Plusieurs gouvernements prennent ainsi sur eux de préserver le pouvoir d'achat des ménages en assumant une partie de la hausse du coût de l'énergie, à contre-courant de leurs banques centrales qui cherchent à juguler l'inflation en resserrant le crédit.
Une cohabitation hostile "voudrait dire que la politique budgétaire serait neutralisée", selon Jack Ablin.
- Le retour de la dette -
Mais les républicains espèrent, eux, mieux qu'une paralysie. Le chef des républicains à la chambre des Représentants, Kevin McCarthy, a déjà prévenu que son parti réclamerait des coupes budgétaires, s'il reprend la main au Congrès.
L'élu californien a même menacé de se servir du plafond de la dette comme d'une arme pour obtenir des concessions du président Joe Biden, qui doit systématiquement en passer par le Congrès pour permettre au gouvernement de faire face à ses engagements financiers.
"Les démocrates ne pourraient pas relever le plafond seuls et les Etats-Unis feraient défaut" sur leur dette, prévient Ian Shepherdson, de Pantheon Macroeconomics.
"Le marché ne prend pas en compte ce risque", alerte David Kotok. Or, "quand vous élisez à la Chambre des représentants des cinglés, vous ouvrez la porte à des problèmes", dit-il, mentionnant notamment l'élue d'extrême-droite Marjorie Taylor Greene.

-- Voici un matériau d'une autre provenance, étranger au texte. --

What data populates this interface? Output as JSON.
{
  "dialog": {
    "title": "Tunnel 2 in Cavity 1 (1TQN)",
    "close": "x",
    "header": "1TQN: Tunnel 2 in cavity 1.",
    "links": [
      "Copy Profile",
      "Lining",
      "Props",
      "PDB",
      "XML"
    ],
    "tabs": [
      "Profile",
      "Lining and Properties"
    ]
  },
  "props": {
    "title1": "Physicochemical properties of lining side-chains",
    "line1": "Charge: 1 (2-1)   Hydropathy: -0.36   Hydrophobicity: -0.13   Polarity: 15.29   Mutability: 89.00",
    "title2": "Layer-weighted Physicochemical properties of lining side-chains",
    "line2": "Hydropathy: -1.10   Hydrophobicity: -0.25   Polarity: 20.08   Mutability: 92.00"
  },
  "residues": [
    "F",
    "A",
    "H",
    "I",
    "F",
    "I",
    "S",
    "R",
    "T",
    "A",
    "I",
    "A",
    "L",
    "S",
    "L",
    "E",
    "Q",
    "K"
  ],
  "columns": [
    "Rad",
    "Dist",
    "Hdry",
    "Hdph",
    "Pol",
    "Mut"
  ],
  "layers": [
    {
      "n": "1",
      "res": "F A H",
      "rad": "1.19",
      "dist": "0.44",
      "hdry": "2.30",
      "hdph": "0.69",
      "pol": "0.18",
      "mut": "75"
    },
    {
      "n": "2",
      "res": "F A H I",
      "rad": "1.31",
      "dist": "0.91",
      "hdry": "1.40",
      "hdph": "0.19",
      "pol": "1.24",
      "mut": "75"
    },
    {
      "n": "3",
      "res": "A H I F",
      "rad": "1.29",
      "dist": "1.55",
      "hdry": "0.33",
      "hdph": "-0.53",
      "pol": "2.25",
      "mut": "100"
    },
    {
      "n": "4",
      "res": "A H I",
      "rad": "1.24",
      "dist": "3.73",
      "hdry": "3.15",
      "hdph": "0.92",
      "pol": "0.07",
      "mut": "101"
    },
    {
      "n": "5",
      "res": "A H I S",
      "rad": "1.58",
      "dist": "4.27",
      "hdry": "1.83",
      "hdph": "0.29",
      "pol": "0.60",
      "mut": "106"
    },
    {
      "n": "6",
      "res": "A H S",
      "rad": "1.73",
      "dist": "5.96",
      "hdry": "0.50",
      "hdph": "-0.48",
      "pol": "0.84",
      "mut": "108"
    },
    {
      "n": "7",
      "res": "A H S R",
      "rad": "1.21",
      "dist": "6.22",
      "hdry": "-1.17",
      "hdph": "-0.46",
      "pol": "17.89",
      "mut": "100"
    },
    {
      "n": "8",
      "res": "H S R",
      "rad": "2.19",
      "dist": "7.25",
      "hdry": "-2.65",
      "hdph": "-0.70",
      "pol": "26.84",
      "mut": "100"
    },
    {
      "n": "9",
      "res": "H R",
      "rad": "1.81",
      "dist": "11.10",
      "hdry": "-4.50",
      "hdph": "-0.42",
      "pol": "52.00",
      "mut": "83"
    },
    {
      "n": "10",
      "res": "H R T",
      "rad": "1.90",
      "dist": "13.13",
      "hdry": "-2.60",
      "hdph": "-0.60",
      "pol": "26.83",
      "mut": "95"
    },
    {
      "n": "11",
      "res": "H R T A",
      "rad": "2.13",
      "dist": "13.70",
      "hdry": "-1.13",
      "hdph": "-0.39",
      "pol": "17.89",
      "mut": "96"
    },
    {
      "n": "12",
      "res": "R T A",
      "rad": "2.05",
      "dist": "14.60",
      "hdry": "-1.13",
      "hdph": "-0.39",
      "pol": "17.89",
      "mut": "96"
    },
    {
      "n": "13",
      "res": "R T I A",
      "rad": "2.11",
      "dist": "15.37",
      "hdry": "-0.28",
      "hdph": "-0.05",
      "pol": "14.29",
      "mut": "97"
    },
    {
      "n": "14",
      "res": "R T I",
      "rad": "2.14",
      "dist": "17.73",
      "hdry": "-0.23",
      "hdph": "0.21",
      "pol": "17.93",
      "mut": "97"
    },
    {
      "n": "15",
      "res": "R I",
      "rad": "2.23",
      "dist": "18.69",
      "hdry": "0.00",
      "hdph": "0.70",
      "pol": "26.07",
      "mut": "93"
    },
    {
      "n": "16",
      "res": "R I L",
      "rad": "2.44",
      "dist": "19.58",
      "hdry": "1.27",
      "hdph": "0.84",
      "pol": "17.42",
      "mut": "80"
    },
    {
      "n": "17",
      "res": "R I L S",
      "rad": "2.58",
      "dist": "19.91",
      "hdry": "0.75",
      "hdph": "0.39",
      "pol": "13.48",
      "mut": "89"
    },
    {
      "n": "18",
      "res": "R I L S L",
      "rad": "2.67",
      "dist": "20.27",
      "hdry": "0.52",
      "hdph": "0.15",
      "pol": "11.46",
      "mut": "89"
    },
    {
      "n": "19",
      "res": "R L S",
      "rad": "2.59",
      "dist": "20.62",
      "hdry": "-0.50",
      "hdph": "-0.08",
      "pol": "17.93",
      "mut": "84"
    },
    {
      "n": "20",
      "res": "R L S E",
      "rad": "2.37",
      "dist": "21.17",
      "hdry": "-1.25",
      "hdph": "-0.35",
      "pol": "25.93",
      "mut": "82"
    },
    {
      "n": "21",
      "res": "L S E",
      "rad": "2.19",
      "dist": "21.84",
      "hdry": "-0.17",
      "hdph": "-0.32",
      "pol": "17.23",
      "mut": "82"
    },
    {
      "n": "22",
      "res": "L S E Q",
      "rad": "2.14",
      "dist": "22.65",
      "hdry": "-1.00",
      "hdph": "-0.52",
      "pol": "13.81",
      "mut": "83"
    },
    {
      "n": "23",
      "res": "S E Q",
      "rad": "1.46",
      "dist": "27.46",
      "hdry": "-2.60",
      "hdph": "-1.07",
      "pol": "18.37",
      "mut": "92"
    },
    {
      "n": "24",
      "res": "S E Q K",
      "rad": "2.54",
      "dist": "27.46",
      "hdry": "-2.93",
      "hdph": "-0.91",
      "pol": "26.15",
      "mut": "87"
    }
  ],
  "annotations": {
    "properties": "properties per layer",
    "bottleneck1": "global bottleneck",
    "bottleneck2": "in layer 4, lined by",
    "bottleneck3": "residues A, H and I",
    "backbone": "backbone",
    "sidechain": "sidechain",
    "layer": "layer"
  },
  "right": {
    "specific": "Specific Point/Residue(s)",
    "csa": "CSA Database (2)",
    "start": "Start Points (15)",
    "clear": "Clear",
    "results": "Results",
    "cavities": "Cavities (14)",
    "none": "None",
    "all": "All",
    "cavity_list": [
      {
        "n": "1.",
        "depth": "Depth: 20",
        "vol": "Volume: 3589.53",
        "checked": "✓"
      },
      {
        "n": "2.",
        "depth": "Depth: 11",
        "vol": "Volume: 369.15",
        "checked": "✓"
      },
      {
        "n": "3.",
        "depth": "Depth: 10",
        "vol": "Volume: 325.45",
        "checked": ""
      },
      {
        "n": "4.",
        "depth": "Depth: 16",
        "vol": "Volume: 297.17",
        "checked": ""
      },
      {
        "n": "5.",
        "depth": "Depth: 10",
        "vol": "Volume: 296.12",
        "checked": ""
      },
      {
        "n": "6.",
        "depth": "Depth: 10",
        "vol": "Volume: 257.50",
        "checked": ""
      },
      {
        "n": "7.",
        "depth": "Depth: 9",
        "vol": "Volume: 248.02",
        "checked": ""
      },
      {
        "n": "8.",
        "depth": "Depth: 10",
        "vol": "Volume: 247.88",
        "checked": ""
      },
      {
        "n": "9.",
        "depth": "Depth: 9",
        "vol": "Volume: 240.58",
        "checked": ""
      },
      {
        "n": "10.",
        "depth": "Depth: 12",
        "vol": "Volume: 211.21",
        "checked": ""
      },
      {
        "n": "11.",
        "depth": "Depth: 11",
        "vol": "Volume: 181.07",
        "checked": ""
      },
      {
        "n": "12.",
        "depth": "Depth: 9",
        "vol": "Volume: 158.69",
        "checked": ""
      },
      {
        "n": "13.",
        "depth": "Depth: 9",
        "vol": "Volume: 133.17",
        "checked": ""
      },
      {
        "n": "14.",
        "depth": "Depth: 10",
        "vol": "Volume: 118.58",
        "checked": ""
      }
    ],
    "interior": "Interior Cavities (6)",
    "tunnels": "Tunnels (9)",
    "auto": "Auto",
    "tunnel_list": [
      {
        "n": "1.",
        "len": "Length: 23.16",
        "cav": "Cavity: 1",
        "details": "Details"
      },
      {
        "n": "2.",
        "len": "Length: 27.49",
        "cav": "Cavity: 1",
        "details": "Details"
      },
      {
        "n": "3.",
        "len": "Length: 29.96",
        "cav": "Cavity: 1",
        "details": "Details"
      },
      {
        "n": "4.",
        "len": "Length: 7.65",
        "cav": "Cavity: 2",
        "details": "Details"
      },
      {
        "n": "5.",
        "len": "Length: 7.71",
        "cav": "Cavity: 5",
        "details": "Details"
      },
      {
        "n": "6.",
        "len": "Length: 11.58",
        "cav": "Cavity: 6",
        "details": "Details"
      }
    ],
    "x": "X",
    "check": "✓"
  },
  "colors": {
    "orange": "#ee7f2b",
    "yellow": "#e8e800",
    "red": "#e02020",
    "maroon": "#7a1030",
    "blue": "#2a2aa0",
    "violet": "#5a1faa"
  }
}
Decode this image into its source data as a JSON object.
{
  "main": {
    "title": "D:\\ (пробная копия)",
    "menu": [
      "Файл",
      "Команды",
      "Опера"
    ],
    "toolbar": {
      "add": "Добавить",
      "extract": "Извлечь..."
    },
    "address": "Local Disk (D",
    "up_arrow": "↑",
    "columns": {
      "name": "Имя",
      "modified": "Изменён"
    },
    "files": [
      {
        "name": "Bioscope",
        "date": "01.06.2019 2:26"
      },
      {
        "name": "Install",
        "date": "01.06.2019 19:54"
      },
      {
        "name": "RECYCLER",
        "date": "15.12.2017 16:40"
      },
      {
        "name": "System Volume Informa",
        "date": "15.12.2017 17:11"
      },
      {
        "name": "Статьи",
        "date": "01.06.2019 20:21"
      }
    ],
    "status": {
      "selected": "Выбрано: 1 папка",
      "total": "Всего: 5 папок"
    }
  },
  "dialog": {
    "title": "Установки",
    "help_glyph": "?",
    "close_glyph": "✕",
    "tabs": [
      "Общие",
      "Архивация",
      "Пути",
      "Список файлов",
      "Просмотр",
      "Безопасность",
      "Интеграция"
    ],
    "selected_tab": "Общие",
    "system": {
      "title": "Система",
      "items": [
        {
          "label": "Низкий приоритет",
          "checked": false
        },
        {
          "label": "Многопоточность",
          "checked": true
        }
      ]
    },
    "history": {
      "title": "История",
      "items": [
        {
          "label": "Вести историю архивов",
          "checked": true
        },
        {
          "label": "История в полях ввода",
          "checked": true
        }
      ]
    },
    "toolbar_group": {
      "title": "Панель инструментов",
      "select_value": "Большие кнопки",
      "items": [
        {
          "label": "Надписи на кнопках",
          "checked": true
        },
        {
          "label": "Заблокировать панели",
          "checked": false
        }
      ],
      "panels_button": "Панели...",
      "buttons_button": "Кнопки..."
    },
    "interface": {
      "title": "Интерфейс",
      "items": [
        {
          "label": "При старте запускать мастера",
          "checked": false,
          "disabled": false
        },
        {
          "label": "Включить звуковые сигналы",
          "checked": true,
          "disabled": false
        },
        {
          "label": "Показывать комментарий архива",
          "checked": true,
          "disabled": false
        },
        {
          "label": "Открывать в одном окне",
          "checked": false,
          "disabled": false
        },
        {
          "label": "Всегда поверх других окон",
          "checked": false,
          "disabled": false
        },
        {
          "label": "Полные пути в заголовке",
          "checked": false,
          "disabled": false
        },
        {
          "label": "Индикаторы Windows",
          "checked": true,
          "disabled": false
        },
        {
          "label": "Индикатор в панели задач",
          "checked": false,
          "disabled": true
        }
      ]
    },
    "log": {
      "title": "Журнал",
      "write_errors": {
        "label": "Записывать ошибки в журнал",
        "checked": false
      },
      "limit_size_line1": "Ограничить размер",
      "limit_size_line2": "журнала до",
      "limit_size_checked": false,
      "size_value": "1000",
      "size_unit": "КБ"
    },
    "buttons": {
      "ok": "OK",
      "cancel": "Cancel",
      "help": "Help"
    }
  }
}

Sam Stovall tempère: "cela dépend comment ils procèdent, mais réduire la dette dans un environnement de taux qui montent, c'est vu plutôt favorablement".
Et pour Maris Ogg, de Tower Bridge Advisors, "le seul cas dans lequel les politiques pèsent sur le marché, c'est lorsqu'ils font quelque chose qui a un impact sur les résultats des sociétés, les taux d'intérêt, ou le dollar". "Mais la plupart du temps, ce n'est que du bruit et de la fureur, cela n'a aucun poids."
Le dollar serait "dangereusement fragilisé par des manœuvres sur le plafond de la dette", avertit néanmoins David Kotok, sans compter que les taux d'intérêt pourraient grimper encore davantage avec le risque d'un défaut des Etats-Unis.